Daniels agrees. "It's not spooky or scary," she says. One's spiritual discernment will be sharpened through time with God. As Daniels says: "It ain't Greek, and it ain't Hebrew. But I guess it takes an ex-prostitute and drug addict to see it."

After 500 years, the wall of Wartburg Castle is still stained where Martin Luther reportedly threw an inkwell at the devil. Spiritual warfare is nothing new, but many would argue that it's time to re-evaluate how deliverance ministry is carried out. *


An attorney advises caution when praying for children.

As churches get bigger, they're no longer considered off limits for lawsuits," says David Middlebrook, a Christian attorney in Irving, Texas. In fact, he says, "They are a more lucrative target for a potential suit." The author of The Guardian System, a resource which helps organizations prevent child abuse, Middlebrook is an expert on legal issues affecting nonprofit and faith-based organizations.

"Churches need more training in the appropriate ways to touch congregants, especially children," Middlebrook told Ministries Today, citing a case in Austin, Texas, in which a pastor received a 20-year sentence for aggravated assault for performing corporal punishment on a disobedient child in Sunday school.

Even with proper training, Middlebrook suggests that, when dealing with children, "the more tender the subject, the more tender the touch." He explains that the law does not view children as having the capacity to give their consent to certain actions. Therefore, when a release of liability has been signed by parents, ministers should still be cautious.

While Middlebrook believes that it would be difficult for the legislature to pass laws restricting practices such as exorcisms, he won't put it past the judicial system to get involved via lawsuits, therefore, setting legal precedent that others will follow.

Common sense should rule, Middlebrook argues. "There should be no touching, absent the gentle laying on of hands," he says. "There is not biblical precedent for actions that place a congregant in physical danger, and those who are involved in such ministry should take extra care to respect the physical boundaries of persons they are ministering to."

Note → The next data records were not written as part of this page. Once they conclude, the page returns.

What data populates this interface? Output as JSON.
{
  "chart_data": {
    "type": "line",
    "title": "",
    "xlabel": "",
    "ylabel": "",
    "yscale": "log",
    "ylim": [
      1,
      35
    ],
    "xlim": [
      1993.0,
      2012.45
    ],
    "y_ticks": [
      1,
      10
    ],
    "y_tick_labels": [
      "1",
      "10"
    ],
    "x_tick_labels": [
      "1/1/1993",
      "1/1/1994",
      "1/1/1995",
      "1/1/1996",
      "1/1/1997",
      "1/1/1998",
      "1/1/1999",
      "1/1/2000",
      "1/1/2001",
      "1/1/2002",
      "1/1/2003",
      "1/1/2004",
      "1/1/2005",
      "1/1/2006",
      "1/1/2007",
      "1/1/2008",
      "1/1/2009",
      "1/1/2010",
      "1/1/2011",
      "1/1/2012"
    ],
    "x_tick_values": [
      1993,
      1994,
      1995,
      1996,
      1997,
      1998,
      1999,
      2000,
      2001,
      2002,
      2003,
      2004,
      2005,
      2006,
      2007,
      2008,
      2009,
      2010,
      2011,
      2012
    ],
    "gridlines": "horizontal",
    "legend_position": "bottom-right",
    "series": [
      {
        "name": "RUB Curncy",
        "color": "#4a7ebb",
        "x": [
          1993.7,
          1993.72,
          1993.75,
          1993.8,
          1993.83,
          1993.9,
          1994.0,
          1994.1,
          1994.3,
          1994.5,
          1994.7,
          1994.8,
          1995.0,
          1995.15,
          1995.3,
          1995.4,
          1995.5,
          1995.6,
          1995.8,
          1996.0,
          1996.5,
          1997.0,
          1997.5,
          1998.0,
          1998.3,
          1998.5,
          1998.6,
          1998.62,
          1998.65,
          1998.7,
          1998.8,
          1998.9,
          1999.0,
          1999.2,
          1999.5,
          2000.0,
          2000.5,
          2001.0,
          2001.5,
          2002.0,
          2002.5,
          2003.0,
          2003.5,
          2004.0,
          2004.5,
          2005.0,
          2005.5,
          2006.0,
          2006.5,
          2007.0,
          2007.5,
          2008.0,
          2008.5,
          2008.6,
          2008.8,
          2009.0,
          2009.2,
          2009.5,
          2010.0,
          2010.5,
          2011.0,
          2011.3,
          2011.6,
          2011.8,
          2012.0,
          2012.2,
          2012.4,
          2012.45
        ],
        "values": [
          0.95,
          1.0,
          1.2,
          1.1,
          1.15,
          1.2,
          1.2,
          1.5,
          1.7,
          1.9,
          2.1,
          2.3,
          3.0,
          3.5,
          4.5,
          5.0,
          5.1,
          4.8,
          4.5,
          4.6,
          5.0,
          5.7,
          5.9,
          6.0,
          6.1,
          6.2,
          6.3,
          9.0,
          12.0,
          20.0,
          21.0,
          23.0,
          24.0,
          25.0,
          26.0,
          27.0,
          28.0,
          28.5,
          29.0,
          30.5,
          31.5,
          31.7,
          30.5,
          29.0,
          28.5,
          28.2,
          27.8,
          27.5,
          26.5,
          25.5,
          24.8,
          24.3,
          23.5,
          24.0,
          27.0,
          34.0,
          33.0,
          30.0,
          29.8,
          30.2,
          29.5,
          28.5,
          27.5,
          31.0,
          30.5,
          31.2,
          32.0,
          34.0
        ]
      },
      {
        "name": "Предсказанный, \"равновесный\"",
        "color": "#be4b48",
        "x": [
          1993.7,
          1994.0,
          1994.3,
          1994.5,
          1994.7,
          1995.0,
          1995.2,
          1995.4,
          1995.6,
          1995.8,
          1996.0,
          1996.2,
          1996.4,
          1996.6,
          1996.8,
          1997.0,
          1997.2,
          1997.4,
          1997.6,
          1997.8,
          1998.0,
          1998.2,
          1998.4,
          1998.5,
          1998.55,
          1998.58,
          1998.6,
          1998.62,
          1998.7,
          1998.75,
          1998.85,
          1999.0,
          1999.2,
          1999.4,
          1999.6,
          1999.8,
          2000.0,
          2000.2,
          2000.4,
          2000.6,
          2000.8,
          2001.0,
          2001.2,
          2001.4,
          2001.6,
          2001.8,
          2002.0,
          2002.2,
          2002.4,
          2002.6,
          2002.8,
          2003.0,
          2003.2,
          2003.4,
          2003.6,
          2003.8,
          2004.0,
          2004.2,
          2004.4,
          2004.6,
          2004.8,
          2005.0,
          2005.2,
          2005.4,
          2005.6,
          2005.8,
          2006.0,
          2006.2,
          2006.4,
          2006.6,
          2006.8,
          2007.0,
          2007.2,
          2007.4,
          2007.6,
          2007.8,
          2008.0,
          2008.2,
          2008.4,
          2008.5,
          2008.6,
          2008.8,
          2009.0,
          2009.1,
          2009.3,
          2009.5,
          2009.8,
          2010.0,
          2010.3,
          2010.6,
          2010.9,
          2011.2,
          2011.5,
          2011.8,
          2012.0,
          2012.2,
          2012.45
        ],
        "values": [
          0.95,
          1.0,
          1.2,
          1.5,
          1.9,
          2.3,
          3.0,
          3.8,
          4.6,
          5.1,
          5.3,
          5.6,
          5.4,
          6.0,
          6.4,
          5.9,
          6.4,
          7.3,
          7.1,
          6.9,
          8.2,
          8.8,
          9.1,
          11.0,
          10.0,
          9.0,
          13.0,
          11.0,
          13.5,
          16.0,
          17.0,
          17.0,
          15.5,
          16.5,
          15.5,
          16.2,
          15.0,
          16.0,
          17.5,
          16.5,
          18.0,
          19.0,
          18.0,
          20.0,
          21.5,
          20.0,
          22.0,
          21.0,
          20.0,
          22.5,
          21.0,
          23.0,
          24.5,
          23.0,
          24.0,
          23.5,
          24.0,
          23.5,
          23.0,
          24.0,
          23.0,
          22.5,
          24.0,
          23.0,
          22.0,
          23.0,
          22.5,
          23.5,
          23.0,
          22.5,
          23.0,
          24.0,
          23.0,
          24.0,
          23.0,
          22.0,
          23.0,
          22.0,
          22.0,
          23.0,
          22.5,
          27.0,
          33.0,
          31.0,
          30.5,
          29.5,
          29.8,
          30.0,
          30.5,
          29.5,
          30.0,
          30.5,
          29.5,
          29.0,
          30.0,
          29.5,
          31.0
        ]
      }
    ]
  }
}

The following are some guidelines Middlebrook suggests be used in ministry:

**All physical contact should occur in reference to the needs of the child or adult--not the needs of the worker or volunteer.
**All physical contact should take place in public. Never behind closed doors, in private or secret.
**All physical contact should be age-appropriate. Putting a toddler on your lap may be suitable, while having a 14-year-old sit on your lap would be inappropriate.
**Physical contact with an adult or child that could be construed as sexually stimulating is absolutely forbidden.
**Physical contact shall not be harsh, cruel or unusual in treatment.
**Children shall not be shaken, hit or receive threats of being shaken or hit.
**Children shall not be humiliated, yelled at or rejected.
**Children shall not be subjected any form corporal punishment or threats of corporal punishment.